While one anticipates that the deliberations of the COI will be taken up, substantially, with the conditions of service of teachers, this newspaper believes that it would be an error not to place a considerable measure of weight on the role of parents as a stakeholder in the education process. It is a matter on which this newspaper has commented in our editorial columns from time to time. Current and critical challenges in the education system point unerringly to the need for a much greater measure of parental influence as stakeholders in education. Indeed, we believe that a case can be made for the argument that some of the more challenging problems facing the education system (particularly those pertaining to the vexed issue of discipline in schools) can be tackled far more coherently and to greater effect if more formal mechanisms for parental involvement are instituted.
If the process is to be confined to the period for which it is intended to last it is important that it be managed efficiently. Chairmanship of such a weighty COI demands, at the start, a conceptual appreciation of the anticipated outcomes. In the case of the Public Service Commission of Inquiry an argument can be made for suggesting that the proceedings were reflective of an excessive tolerance of some witnesses. What was clear in some instances was that some witnesses appeared before the Commission with an excessively broad interpretation of its mandate, holding forth on issues that were nowhere to be found in the Terms of Reference. This current Inquiry must avoid such generous gestures lest, administratively, it loses its way altogether.
In that context a clear prior conceptual appreciation of the anticipated outcomes of the COI would enable a coherent continuous assessment of the evidence as it is tendered so that by time that aspect of the process comes to an end there would have already been established an understanding of both the form and content of the reporting component of the exercise.

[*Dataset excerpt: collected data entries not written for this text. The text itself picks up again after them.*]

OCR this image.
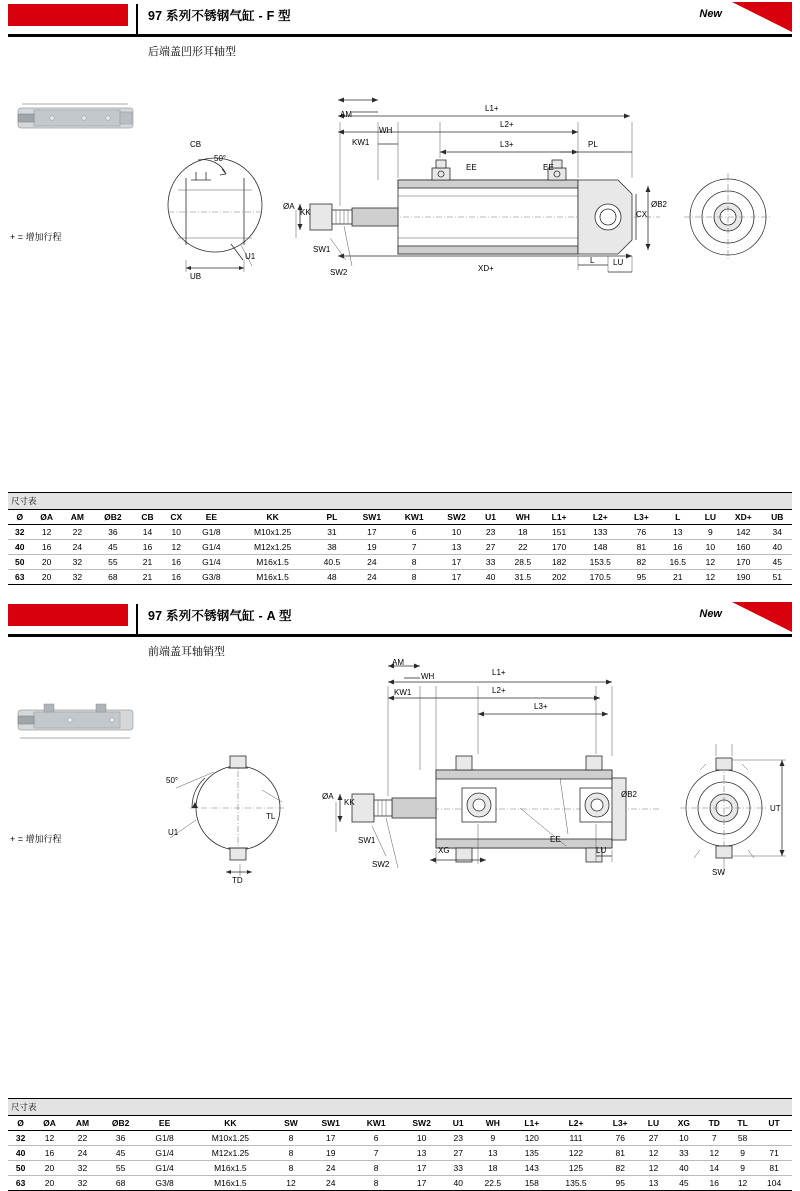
97 系列不锈钢气缸 - F 型	New
后端盖凹形耳轴型
+ = 增加行程
AM
WH
KW1
L1+
L2+
L3+	PL
EE	EE
CB
50°
ØA
KK
SW1
SW2
UB
U1
XD+
CX
ØB2
L LU
尺寸表																				
Ø	ØA	AM	ØB2	CB	CX	EE	KK	PL	SW1	KW1	SW2	U1	WH	L1+	L2+	L3+	L	LU	XD+	UB
32	12	22	36	14	10	G1/8	M10x1.25	31	17	6	10	23	18	151	133	76	13	9	142	34
40	16	24	45	16	12	G1/4	M12x1.25	38	19	7	13	27	22	170	148	81	16	10	160	40
50	20	32	55	21	16	G1/4	M16x1.5	40.5	24	8	17	33	28.5	182	153.5	82	16.5	12	170	45
63	20	32	68	21	16	G3/8	M16x1.5	48	24	8	17	40	31.5	202	170.5	95	21	12	190	51
97 系列不锈钢气缸 - A 型	New
前端盖耳轴销型
+ = 增加行程
AM
WH
KW1
L1+
L2+
L3+
EE
ØA
KK
SW1
SW2
SW
XG	LU
ØB2
UT
TL
TD
U1
50°
尺寸表																			
Ø	ØA	AM	ØB2	EE	KK	SW	SW1	KW1	SW2	U1	WH	L1+	L2+	L3+	LU	XG	TD	TL	UT
32	12	22	36	G1/8	M10x1.25	8	17	6	10	23	9	120	111	76	27	10	7	58	
40	16	24	45	G1/4	M12x1.25	8	19	7	13	27	13	135	122	81	12	33	12	9	71
50	20	32	55	G1/4	M16x1.5	8	24	8	17	33	18	143	125	82	12	40	14	9	81
63	20	32	68	G3/8	M16x1.5	12	24	8	17	40	22.5	158	135.5	95	13	45	16	12	104
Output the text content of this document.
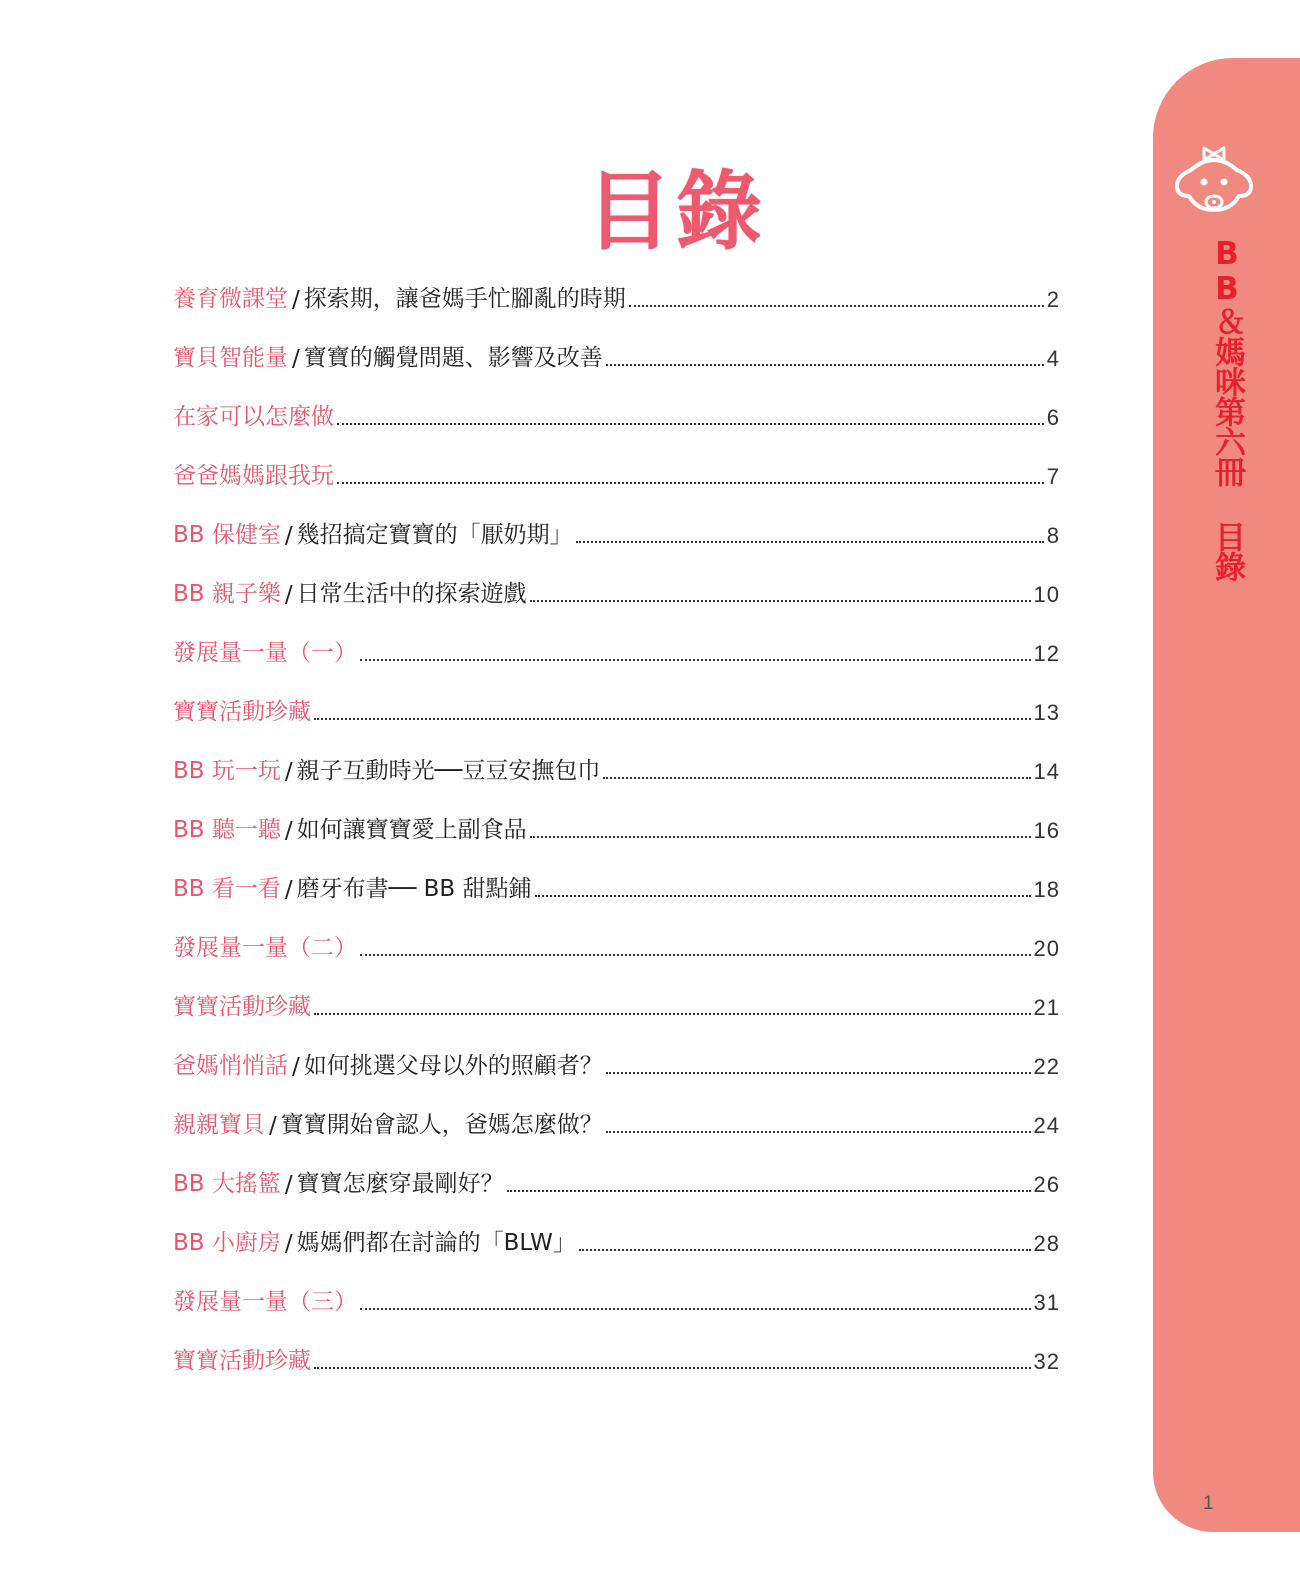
目錄
養育微課堂 / 探索期，讓爸媽手忙腳亂的時期	2
寶貝智能量 / 寶寶的觸覺問題、影響及改善	4
在家可以怎麼做	6
爸爸媽媽跟我玩	7
BB 保健室 / 幾招搞定寶寶的「厭奶期」	8
BB 親子樂 / 日常生活中的探索遊戲	10
發展量一量（一）	12
寶寶活動珍藏	13
BB 玩一玩 / 親子互動時光──豆豆安撫包巾	14
BB 聽一聽 / 如何讓寶寶愛上副食品	16
BB 看一看 / 磨牙布書── BB 甜點鋪	18
發展量一量（二）	20
寶寶活動珍藏	21
爸媽悄悄話 / 如何挑選父母以外的照顧者？	22
親親寶貝 / 寶寶開始會認人，爸媽怎麼做？	24
BB 大搖籃 / 寶寶怎麼穿最剛好？	26
BB 小廚房 / 媽媽們都在討論的「BLW」	28
發展量一量（三）	31
寶寶活動珍藏	32
BB＆媽咪第六冊 目錄
1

It is apposite to mention that some measure of duplication of evidence may well occur at the level of the education COI since many education-related issues were ventilated – some in considerable detail – during the Public Service Commission of Inquiry. Several of those submissions will doubtless prove instructive in the proceedings of the education COI – the one that comes readily to mind is the joint submission by Mark Lyte and Coretta McDonald, the President and General Secretary, respectively, of the Guyana Teachers Union. Their submission to the Public Service COI covered ground that will, in all likelihood, be gone over during the current education COI and it would do the commissioners a world of good to secure access to their submission since it should appreciably aid their current labours.
What perhaps remains to be said is that we believe that the commencement of the most recent COI will raise hopes of wide-ranging reform in the education system in much the same way as hopes would appear to have been raised in the Public Service so that the more thoroughly this Commission does its work and the more that the outcomes reflect strong recommendations for reform akin to the sentiments expressed by the Minister of Education, the better off our education system is likely to be.